The Euro Area has experienced economic growth for eight consecutive quarters and the pace of expansion this year is likely to average around 1.6% from 0.9% last year. Most forecasters, including the ECB, expect that pace of growth, of around 0.4% a quarter, to continue into next year and alongside rising oil prices is projected to lead to a pick up in inflation , to 1.1% in 2016 and 1.7% the following year, and as such nearer the target level. Recent developments in the exchange rate and the oil price may prompt a forecast revision, however, and the ECB has just flagged that it may take further policy action in December, contingent upon an updated inflation forecast.
Headline inflation. which had been negative early in 2015, turned positive in the Spring but has weakened again of late, with September recording another negative number (-0.1%). Energy prices fell by 1.7% in the month and are down some 9% on an annual basis, which of itself reduces the overall inflation rate by 1 percentage point. Core inflation is also weak, however; prices rose by just 0.9% if one excludes food and energy while inflation in services, which accounts for over 40% of the index, is just 1.2%.
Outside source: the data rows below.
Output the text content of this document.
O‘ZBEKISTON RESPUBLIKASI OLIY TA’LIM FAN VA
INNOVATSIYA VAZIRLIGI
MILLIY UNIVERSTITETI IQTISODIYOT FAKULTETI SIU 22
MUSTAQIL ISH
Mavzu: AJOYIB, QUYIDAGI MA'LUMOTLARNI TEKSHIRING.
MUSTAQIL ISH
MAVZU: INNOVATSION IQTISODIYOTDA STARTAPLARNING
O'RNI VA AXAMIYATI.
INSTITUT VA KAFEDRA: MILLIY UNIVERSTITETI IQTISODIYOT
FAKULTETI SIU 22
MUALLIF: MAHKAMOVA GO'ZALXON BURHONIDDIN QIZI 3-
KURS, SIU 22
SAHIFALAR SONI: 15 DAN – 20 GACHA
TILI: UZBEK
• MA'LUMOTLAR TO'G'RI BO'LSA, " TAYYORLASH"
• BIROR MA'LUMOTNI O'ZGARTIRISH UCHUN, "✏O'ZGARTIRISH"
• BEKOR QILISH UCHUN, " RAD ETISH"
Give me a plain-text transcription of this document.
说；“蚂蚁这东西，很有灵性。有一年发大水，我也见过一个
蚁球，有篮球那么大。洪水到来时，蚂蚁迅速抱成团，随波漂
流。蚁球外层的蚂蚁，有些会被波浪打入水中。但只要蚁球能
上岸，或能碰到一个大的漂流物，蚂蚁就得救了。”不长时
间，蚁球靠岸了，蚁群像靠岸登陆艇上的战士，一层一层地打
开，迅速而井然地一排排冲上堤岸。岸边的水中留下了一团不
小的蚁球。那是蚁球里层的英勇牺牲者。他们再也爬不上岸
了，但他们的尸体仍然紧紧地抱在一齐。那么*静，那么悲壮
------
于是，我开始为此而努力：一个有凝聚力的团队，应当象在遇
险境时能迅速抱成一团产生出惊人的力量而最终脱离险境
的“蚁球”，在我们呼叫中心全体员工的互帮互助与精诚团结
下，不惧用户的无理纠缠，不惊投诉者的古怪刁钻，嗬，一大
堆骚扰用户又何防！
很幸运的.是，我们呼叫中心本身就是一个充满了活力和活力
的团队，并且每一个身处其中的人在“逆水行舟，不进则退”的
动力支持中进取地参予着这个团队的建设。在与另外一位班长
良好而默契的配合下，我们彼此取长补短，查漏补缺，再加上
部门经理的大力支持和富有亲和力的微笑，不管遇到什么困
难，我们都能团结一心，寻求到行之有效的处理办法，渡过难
The current ECB forecast is predicated on a rise in oil prices to an average of $56 a barrel next year, but this now looks too high; the current forward price of Brent implies a figure around $52. Moreover, the ECB expects the euro to average $1.10 , and as such are clearly concerned about the currency’s recent performance, with a 7.5% appreciation against the dollar since the Spring, taking it above $1.13 from below $1.06, and a 6.5% rise in the trade weighted exchange rate. Consequently, the forecast price of oil in euro terms of €51 now looks wrong on two counts, and may be closer to €46 in the December forecast in the absence of a significant fall in the euro on the FX markets.
Engineering such a fall may be difficult in the absence of stronger US data and a tightening of monetary policy by the Fed but the ECB is likely to take some measures. President Draghi took a step in that direction at today’s press conference by opening the possibility of a cut in the rate the ECB pays for overnight deposits from the banking system. The Deposit rate was cut to -0.2% over a year ago and Draghi had indicated that it was at the effective lower bound but that may no longer be the case, judging by his latest remarks.
Apart from a Deposit rate cut the ECB has also indicated that it will use other instruments to ease policy further if deemed necessary. The simplest. and most likely, is an expansion of the current asset purchase scheme , which could take the form of a higher volume of monthly purchases , a broadening of the assets deemed eligible or a prolongation of the time frame of the programme.
It may well be that we are at the effective limits of monetary policy, and further QE may be both ineffective and political troublesome for the ECB, as it carries implications for income distribution. Some council members have talked about the need for non-policy measures and it may well be that the whole fiscal policy debate will be reopened but for now the ECB remains the only game in town.